The Crew will implement Standard Post Trip Actions (SPTA) EOP, 2202.001. When SIAS is actuated the green train components will fail to reposition. The crew should recognize the failure of green train SIAS to actuate. The BOP should have a NLO to check the breaker and pump motors for the green train High Pressure Safety Injection (HPSI) and Low Pressure Safety Injection pumps (LPSI) pumps. After the NLO report, the BOP should manually start 2P-89B HPSI pump and open all injection valves. Also, 2CV-4821-1 red train letdown isolation valve will fail to close leaving letdown aligned. The ATC should recognize that letdown is aligned and close a green train isolation (that failed to actuate) to help maintain RCS inventory. The crew will align service water to CCW to maintain forced circulation. The crew may lower Steam Dump master controller setpoint during SPTAs to aid in maintaining margin to saturation.

The SRO will diagnose and enter the Steam Generator Tube Rupture (SGTR) EOP. The ATC should commence cool down of the RCS to allow isolation of B steam generator. The BOP will override Service Water to Auxiliary Cooling Water to maintain condenser vacuum.

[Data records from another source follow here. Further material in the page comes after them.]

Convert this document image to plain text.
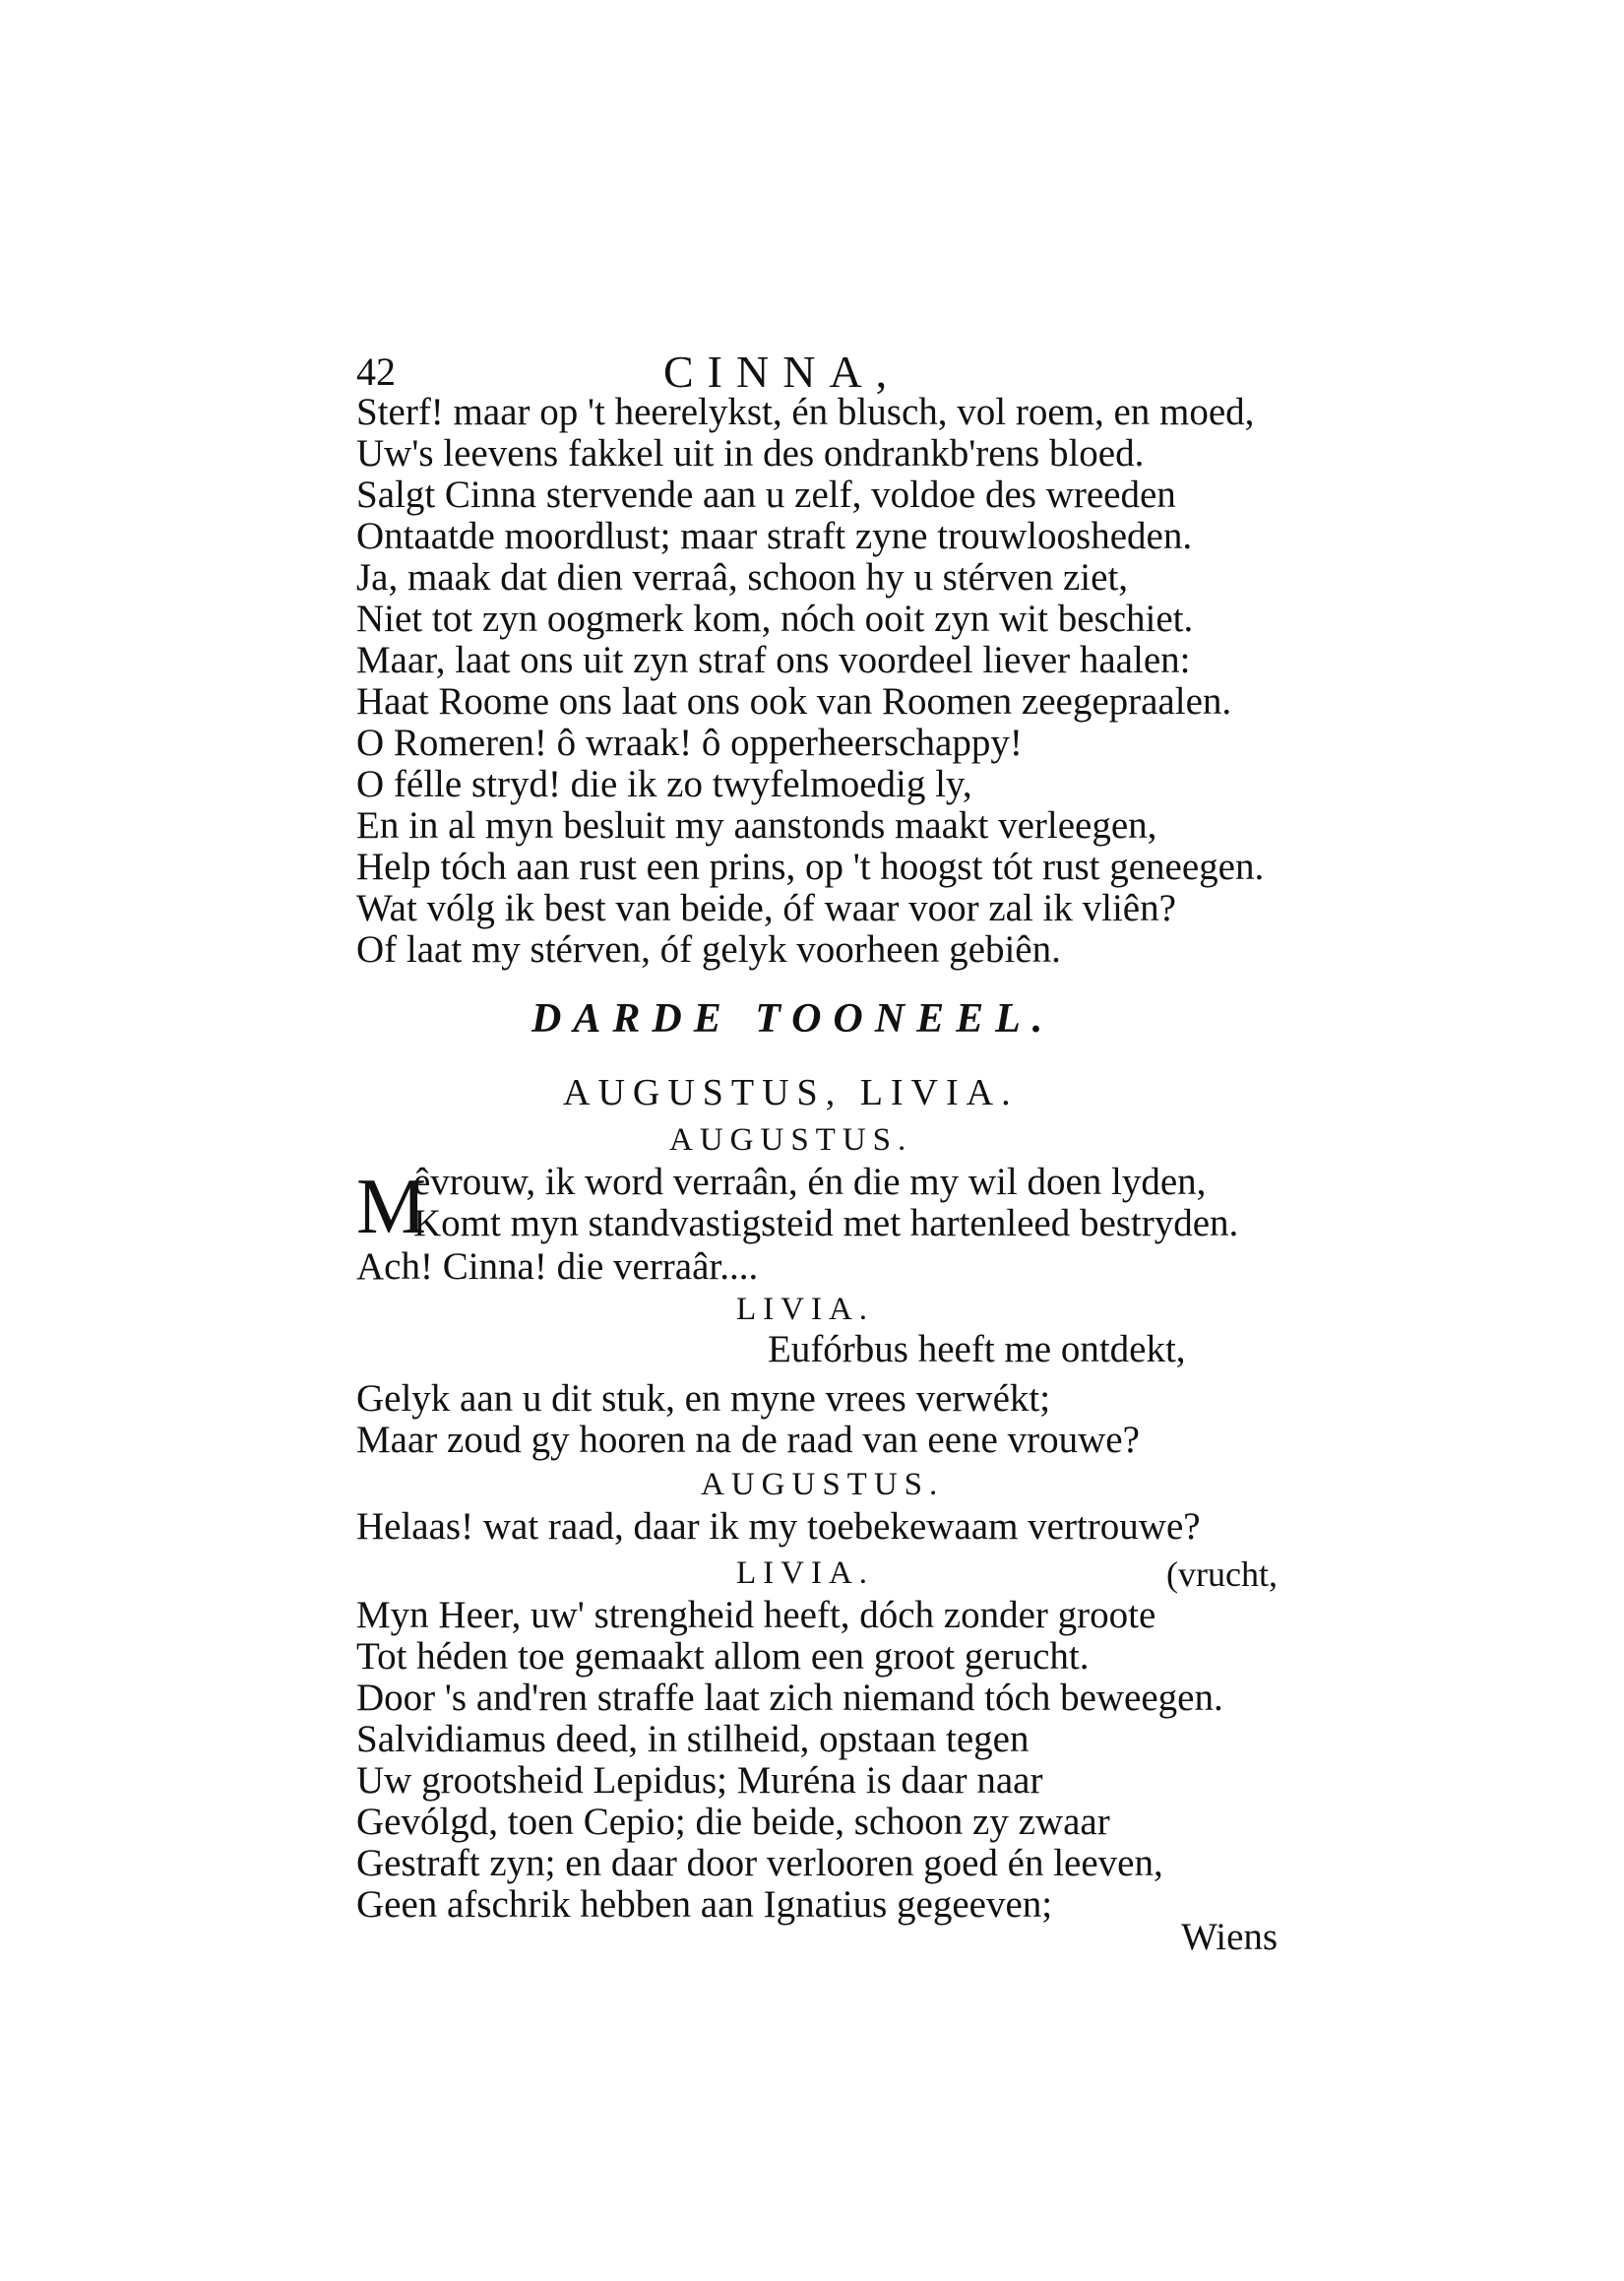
42	CINNA,
Sterf! maar op 't heerelykst, én blusch, vol roem, en moed,
Uw's leevens fakkel uit in des ondrankb'rens bloed.
Salgt Cinna stervende aan u zelf, voldoe des wreeden
Ontaatde moordlust; maar straft zyne trouwloosheden.
Ja, maak dat dien verraâ, schoon hy u stérven ziet,
Niet tot zyn oogmerk kom, nóch ooit zyn wit beschiet.
Maar, laat ons uit zyn straf ons voordeel liever haalen:
Haat Roome ons laat ons ook van Roomen zeegepraalen.
O Romeren! ô wraak! ô opperheerschappy!
O félle stryd! die ik zo twyfelmoedig ly,
En in al myn besluit my aanstonds maakt verleegen,
Help tóch aan rust een prins, op 't hoogst tót rust geneegen.
Wat vólg ik best van beide, óf waar voor zal ik vliên?
Of laat my stérven, óf gelyk voorheen gebiên.
DARDE TOONEEL.
AUGUSTUS, LIVIA.
AUGUSTUS.
M
êvrouw, ik word verraân, én die my wil doen lyden,
Komt myn standvastigsteid met hartenleed bestryden.
Ach! Cinna! die verraâr....
LIVIA.
Eufórbus heeft me ontdekt,
Gelyk aan u dit stuk, en myne vrees verwékt;
Maar zoud gy hooren na de raad van eene vrouwe?
AUGUSTUS.
Helaas! wat raad, daar ik my toebekewaam vertrouwe?
LIVIA.	(vrucht,
Myn Heer, uw' strengheid heeft, dóch zonder groote
Tot héden toe gemaakt allom een groot gerucht.
Door 's and'ren straffe laat zich niemand tóch beweegen.
Salvidiamus deed, in stilheid, opstaan tegen
Uw grootsheid Lepidus; Muréna is daar naar
Gevólgd, toen Cepio; die beide, schoon zy zwaar
Gestraft zyn; en daar door verlooren goed én leeven,
Geen afschrik hebben aan Ignatius gegeeven;
Wiens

During the cooldown, 2CV-0303, 2CV-0302, or 2CV-0306 (depending on which is being used) will fail closed impacting the cooldown rate the ATC will notice that the cooldown has stopped and adjust the cooldown rate to ensure the steam generator is isolated within the 30 minute required time. Once Thot is less than 535 degrees F, the BOP should isolate B steam generator.